Last night I stenciled and spray painted until the cows came home. How I managed to fall into sleep amidst the plumes of fumes, God only knows. My mother would have flipped a lid if she would have walked in to my room while I was crouched down low, tagging the shit out of my bedroom door, desk, scrap bin, cahier, toolbox. You name it, I tagged it. My art makery is in a strange place these days with no real time limit on any project I begin. It is nice, no complaints whatsoever, but I do look forward to the discipline that will come with school. But direction there is not. I stencil at my leisure, abandon drawings as quickly as I attempt them, write letters to people I miss.

Life is good! I really love this city and it feels like I am inching towards an exciting drop into something! Who knows. Spring is near, just around the corner (Amelia Bedelia style) and I am clipping dates into batter. People are OUT. Today I saw four of the most handsome men exit a vehicle all at the same time. It was like a really sexy clown car. What?!?! Where did they come from? People are coming out of the wood work, everyone is attractive and drinking lattes. I lurk with my camera at ready, too shy to ask crazy people for their portraits.

Today while cruising around Mile End with Le Poulet in the carriage, a woman with heavy blue eyeliner came flying up to us as we left the pet store (I parked a fixated Leo in front of the chirping birdies while searching for cat paraphernalia). She began in wild, gesturing french, pointing at my camera that was slung around my body. From the few words and frantic pointing, I eventually caught up with her. Realizing my slim french, she switched to spotty anglais and together we had one exciting conversation about photography. She kept referring to digital as 'numeric', which she insisted she detested and peppered me with questions on how I go about processing my work. By the end of the conversation we were encouraging each other to keep shooting, and celebrating the meeting of two purists at heart. Bon. She promised she would haul out her old camera and start shooting film again. I laughed when she thanked me (for what?) and thanked her in return.
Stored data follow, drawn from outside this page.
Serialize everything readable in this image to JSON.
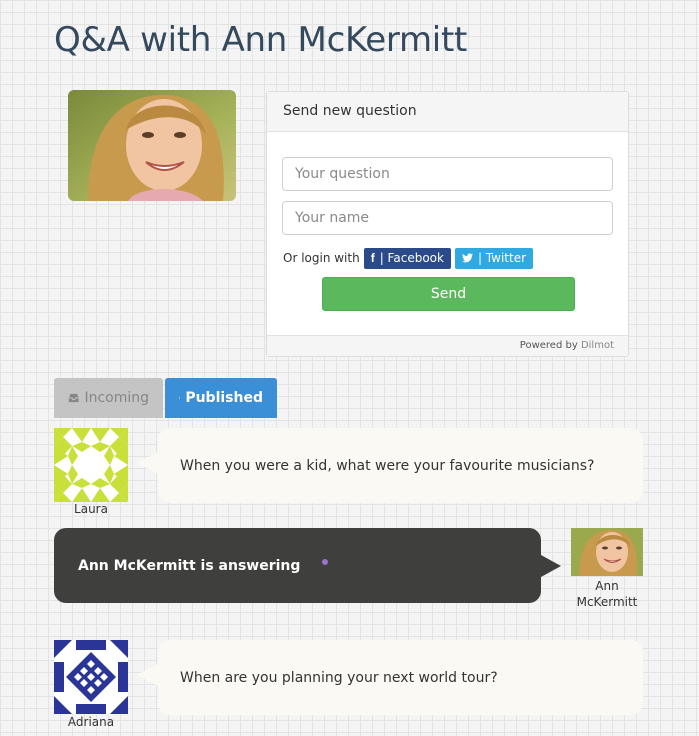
{
  "page": {
    "title": "Q&A with Ann McKermitt"
  },
  "form": {
    "header": "Send new question",
    "question_placeholder": "Your question",
    "name_placeholder": "Your name",
    "login_prefix": "Or login with",
    "facebook_label": "| Facebook",
    "twitter_label": "| Twitter",
    "send_label": "Send",
    "footer_prefix": "Powered by",
    "footer_brand": "Dilmot"
  },
  "tabs": [
    {
      "label": "Incoming",
      "icon": "inbox-icon",
      "active": false
    },
    {
      "label": "Published",
      "icon": "globe-icon",
      "active": true
    }
  ],
  "questions": [
    {
      "author": "Laura",
      "text": "When you were a kid, what were your favourite musicians?"
    },
    {
      "author": "Adriana",
      "text": "When are you planning your next world tour?"
    }
  ],
  "answering": {
    "text": "Ann McKermitt is answering",
    "name_line1": "Ann",
    "name_line2": "McKermitt"
  },
  "colors": {
    "send": "#5cb85c",
    "facebook": "#2a4a8a",
    "twitter": "#2fa9e0",
    "tab_active": "#3b8fd6",
    "tab_inactive": "#c4c4c4",
    "answer_bubble": "#3f3f3d"
  }
}
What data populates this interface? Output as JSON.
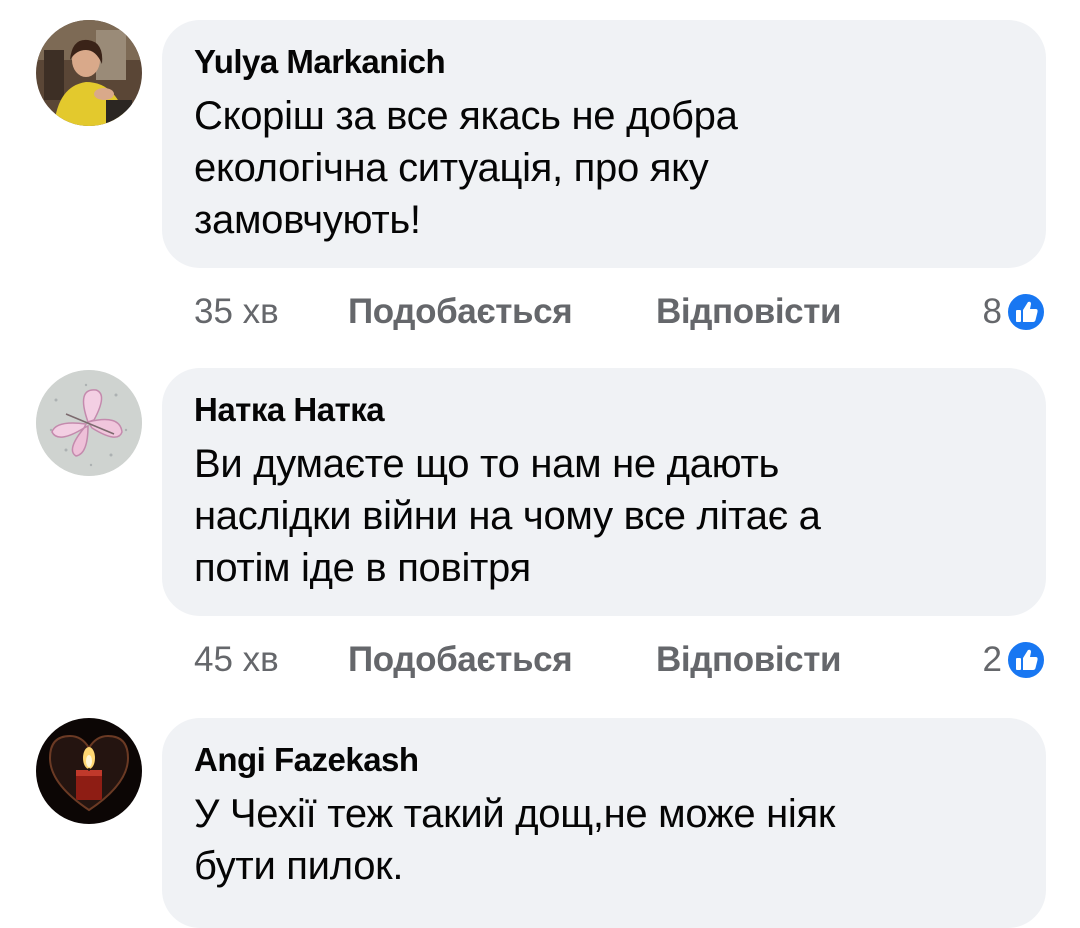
{
  "colors": {
    "bubble_bg": "#f0f2f5",
    "meta_text": "#65676b",
    "like_blue": "#1877f2"
  },
  "comments": [
    {
      "author": "Yulya Markanich",
      "text": "Скоріш за все якась не добра\nекологічна ситуація,  про яку\nзамовчують!",
      "time": "35 хв",
      "like_label": "Подобається",
      "reply_label": "Відповісти",
      "reaction_count": "8",
      "reaction_icon": "like-thumb-icon"
    },
    {
      "author": "Натка Натка",
      "text": "Ви думаєте що то нам не дають\nнаслідки війни на чому все літає а\nпотім іде в повітря",
      "time": "45 хв",
      "like_label": "Подобається",
      "reply_label": "Відповісти",
      "reaction_count": "2",
      "reaction_icon": "like-thumb-icon"
    },
    {
      "author": "Angi Fazekash",
      "text": "У Чехії теж такий дощ,не може ніяк\nбути пилок."
    }
  ]
}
Leonard and I did a lot this morning! Mama Dance with your Baby class is back! We also hit the bank, Phonopolis, Drawn & Quarterly, 4 Freres grocery, pet shop, my house (twice), coffee, with plenty of meandering in between all before one in the afternoon. Leo barked at everything that caught his attention, dogs included. Woof! More like Ooof Oof Ooof! He can also say bang, ball, NON, more and ma. May is for Megan, which suits me. I love this little flirty birdy. He is so much fun these days, so easy to entertain, to explore with, to take along to places. I really love being a nanny and couldn't ask for a better first job in a new town. Lucky woman.

This feels weird writing, there is nothing to say here. The old pre Spring slump, I am wading in it. No one cares to hear about my longing for the woods, a yellow tent under a canopy of laterals, shitting beside a swamp at six in the morning, the most vulnerable bare ass in the world. This will be the first spring/summer with feet like roots, acorn boots in the big city (in any city). Weird. My steel toes are shelved, I have traded my shovel for a stroller. So long as my hands are busy. Why do I feel so incredibly sad to miss the unveiling of summer in the bush? It is what I have come to know.

Time for change. This year has been a mystery sack of new experiences, upheaval, disappointment, heart break, great loss, excitement, pain, grief, anxiety, nostalgia, fear, longing. Why break the cycle? I may as well forge ahead into the unknown, I have nothing to lose at this point.

I miss my Auntie Marj. Grief tap, wide open at Leo's table like no time has passed at all.